Piercings y adornos en la boca… ¿Pueden ser perjudiciales?

Son, sobre todo, cuestiones estéticas y sociales las que motivan a muchas personas a colocarse piercings en la boca. Se trata de adornos que se ponen en zonas sensibles como la lengua, el labio o las mejillas. Pero hay que tener en cuenta los problemas de salud que este tipo de accesorios pueden provocar en quien los porta.

A priori puede parecer que un piercing en la boca no resultará más dañino que en otra parte del cuerpo, pero la realidad es que se trata de una zona muy sensible, donde el acúmulo de bacterias puede ser muy perjudicial, pudiendo desencadenar en algunas patologías bastante serias.

Antes de colocarse un piercing en la boca, el mejor consejo es que se visite al médico para consultar los posibles riesgos de cada persona. Esto es así porque hay quien no debería ponerse uno de estos adornos bajo ningún concepto. Por ejemplo, existen algunas alergias que se desarrollarían de forma negativa si se lleva un piercing en según qué zonas. Además, visitar al dentista es primordial para que este pueda establecer unos consejos sobre cómo mantener la salud bucodental en estos casos.

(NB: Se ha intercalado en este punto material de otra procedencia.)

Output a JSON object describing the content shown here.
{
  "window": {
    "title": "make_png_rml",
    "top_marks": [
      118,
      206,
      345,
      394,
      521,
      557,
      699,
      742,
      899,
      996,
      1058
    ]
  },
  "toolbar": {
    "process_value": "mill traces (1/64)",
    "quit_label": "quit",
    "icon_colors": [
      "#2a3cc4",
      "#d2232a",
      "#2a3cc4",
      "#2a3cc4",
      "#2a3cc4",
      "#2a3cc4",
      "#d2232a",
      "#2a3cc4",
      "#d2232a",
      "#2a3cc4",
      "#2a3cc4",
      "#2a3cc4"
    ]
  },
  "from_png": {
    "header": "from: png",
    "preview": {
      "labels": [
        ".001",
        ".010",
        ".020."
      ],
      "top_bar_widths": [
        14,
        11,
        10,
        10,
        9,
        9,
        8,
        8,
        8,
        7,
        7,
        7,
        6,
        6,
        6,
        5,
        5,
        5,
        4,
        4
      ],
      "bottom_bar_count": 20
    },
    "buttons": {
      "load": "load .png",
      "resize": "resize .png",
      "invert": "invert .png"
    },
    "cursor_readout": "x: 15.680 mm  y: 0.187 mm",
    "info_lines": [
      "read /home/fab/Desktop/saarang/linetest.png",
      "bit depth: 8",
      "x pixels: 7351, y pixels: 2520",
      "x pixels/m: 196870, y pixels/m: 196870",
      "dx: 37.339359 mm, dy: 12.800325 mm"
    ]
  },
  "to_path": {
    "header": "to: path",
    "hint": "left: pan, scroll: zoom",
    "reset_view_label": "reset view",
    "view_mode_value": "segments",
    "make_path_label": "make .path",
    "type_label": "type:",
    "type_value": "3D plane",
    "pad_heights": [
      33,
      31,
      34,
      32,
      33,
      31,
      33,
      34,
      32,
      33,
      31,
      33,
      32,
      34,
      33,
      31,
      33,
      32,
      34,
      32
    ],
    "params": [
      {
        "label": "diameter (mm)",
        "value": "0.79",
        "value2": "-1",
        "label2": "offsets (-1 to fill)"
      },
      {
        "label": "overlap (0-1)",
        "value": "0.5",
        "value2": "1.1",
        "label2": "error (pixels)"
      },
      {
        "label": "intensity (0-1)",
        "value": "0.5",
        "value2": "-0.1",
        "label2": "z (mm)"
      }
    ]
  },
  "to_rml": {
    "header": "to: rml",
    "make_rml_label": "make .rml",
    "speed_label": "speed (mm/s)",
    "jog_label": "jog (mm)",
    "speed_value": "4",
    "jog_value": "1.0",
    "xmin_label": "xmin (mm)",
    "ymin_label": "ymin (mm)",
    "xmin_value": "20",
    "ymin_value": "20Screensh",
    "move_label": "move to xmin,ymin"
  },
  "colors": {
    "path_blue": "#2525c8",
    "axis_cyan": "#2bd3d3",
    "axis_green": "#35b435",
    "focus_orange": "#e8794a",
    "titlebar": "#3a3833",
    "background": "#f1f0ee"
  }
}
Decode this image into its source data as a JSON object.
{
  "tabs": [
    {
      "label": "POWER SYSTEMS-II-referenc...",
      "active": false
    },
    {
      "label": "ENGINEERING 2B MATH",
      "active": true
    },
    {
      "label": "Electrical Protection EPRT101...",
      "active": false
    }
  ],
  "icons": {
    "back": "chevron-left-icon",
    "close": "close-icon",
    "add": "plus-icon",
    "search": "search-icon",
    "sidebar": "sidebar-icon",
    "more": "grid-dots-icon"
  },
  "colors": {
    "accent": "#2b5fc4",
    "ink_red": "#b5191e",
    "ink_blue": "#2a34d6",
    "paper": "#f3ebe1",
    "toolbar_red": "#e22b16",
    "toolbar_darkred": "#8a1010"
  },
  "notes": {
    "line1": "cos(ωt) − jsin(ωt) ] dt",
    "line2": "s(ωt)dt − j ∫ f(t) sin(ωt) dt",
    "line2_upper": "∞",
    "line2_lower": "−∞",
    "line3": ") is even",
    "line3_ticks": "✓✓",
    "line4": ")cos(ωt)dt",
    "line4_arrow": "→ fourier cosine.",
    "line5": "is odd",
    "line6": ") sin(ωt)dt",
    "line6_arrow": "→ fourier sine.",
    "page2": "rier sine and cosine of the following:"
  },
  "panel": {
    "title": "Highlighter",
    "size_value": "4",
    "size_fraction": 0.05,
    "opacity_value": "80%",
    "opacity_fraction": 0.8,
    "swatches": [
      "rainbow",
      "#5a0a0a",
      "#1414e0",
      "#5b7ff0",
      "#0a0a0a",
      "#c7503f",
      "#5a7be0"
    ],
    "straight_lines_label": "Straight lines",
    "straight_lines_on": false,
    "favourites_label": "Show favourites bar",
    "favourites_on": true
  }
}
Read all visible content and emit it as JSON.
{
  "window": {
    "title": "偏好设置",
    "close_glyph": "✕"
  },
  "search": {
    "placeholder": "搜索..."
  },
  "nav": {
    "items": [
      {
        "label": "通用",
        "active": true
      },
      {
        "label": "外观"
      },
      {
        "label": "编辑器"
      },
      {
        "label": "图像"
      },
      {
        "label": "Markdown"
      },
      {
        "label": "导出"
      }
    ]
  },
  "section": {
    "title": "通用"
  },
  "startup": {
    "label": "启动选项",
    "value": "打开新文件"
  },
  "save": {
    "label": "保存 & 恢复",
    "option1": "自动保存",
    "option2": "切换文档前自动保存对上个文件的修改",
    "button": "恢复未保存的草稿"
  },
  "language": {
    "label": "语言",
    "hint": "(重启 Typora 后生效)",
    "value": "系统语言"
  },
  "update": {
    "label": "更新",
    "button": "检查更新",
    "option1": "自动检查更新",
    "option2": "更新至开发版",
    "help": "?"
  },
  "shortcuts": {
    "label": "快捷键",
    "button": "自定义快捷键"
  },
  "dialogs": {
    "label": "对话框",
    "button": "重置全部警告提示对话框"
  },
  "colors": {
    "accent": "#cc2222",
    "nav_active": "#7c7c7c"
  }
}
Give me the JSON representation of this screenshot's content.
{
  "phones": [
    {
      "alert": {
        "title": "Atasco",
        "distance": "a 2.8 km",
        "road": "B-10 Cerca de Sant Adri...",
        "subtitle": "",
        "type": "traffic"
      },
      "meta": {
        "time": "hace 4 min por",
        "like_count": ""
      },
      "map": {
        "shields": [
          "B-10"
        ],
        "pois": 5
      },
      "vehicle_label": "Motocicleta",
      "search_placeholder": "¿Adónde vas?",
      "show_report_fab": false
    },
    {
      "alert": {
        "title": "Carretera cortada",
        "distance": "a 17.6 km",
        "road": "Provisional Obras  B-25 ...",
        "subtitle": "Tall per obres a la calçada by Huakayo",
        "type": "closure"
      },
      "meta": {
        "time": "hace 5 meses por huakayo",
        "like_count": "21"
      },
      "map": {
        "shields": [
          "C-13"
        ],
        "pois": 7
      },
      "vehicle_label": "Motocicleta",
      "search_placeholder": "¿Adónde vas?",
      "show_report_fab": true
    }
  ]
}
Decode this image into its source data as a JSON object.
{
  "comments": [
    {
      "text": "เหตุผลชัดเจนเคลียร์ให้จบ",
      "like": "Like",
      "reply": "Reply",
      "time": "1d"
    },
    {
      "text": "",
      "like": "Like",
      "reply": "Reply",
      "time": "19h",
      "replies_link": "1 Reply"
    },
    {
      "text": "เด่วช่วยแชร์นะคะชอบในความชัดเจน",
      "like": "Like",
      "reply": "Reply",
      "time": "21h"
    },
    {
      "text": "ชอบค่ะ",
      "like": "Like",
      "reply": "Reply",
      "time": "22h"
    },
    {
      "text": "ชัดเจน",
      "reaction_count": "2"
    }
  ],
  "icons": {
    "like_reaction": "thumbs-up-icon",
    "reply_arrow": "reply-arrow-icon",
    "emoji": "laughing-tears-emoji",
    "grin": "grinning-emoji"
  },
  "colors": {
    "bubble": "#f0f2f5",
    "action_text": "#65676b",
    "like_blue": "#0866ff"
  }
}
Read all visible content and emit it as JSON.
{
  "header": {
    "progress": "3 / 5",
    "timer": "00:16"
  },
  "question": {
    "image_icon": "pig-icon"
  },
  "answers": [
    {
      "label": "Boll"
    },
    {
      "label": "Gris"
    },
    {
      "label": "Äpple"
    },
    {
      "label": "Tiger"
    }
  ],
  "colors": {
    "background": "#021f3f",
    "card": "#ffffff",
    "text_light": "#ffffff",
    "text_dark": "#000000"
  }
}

Pese a que los piercings en la boca se han convertido en una opción muy popular entre algunos sectores poblacionales, cabe destacar que la inmensa mayoría de quienes los llevan han podido sentir los efectos negativos de estos accesorios. En un estudio llevado a cabo en la Universidad Rey Juan Carlos de Madrid, se dedujo que el 72 % de las personas que tienen un piercing en la boca han tenido alguna complicación a causa del mismo. La inflamación, el dolor, la pérdida del gusto y la dificultad al hablar o tragar son las más comunes, junto con las patologías dentales como la enfermedad periodontal o la rotura de dientes.

Patologías asociadas a los piercings en la boca

La enfermedad periodontal se ha observado en el 48 % de todo aquel que lleva algún piercing en la boca. Estos accesorios metálicos pueden chocar con las encías, debilitándolas y provocando daños en ellas. Además, es habitual que la acumulación de bacterias en la cavidad oral sea mayor, aumentando el nivel de placa bacteriana y pudiendo provocar caries, que podrán derivar en periodontitis, si no son tratadas con celeridad.

Otras consecuencias de la colocación de piercings en la boca son la posible inflamación y sangrado del lugar en el que se ha puesto el adorno. También se pueden padecer ciertas alergias o problemas en la lengua. Por otra parte, las fracturas en los dientes son una de las consecuencias más comunes a todo aquel que ha optado por ponerse un piercing en la boca. Según un reciente estudio, el 47 % de quien ha apostado por estos adornos ha sufrido la rotura de alguna pieza dental.

La halitosis también puede convertirse en una consecuencia seria de la colocación de adornos en esta zona del cuerpo. Es habitual que el piercing no posibilite realizar una limpieza dental y oral adecuada, acumulando bacterias que desembocarán en el mal aliento. Además, el riesgo a padecer cáncer oral aumenta en aquellos casos en los que se lleva un piercing cerca de la boca.

Si, pese a todo, se decide seguir adelante con la colocación de estos adornos bucales, es fundamental continuar con las visitas periódicas al odontólogo para que valore la situación de la salud bucodental de forma continuada. Además, la higiene dental se torna un factor primordial para salvaguardar la salud de la zona.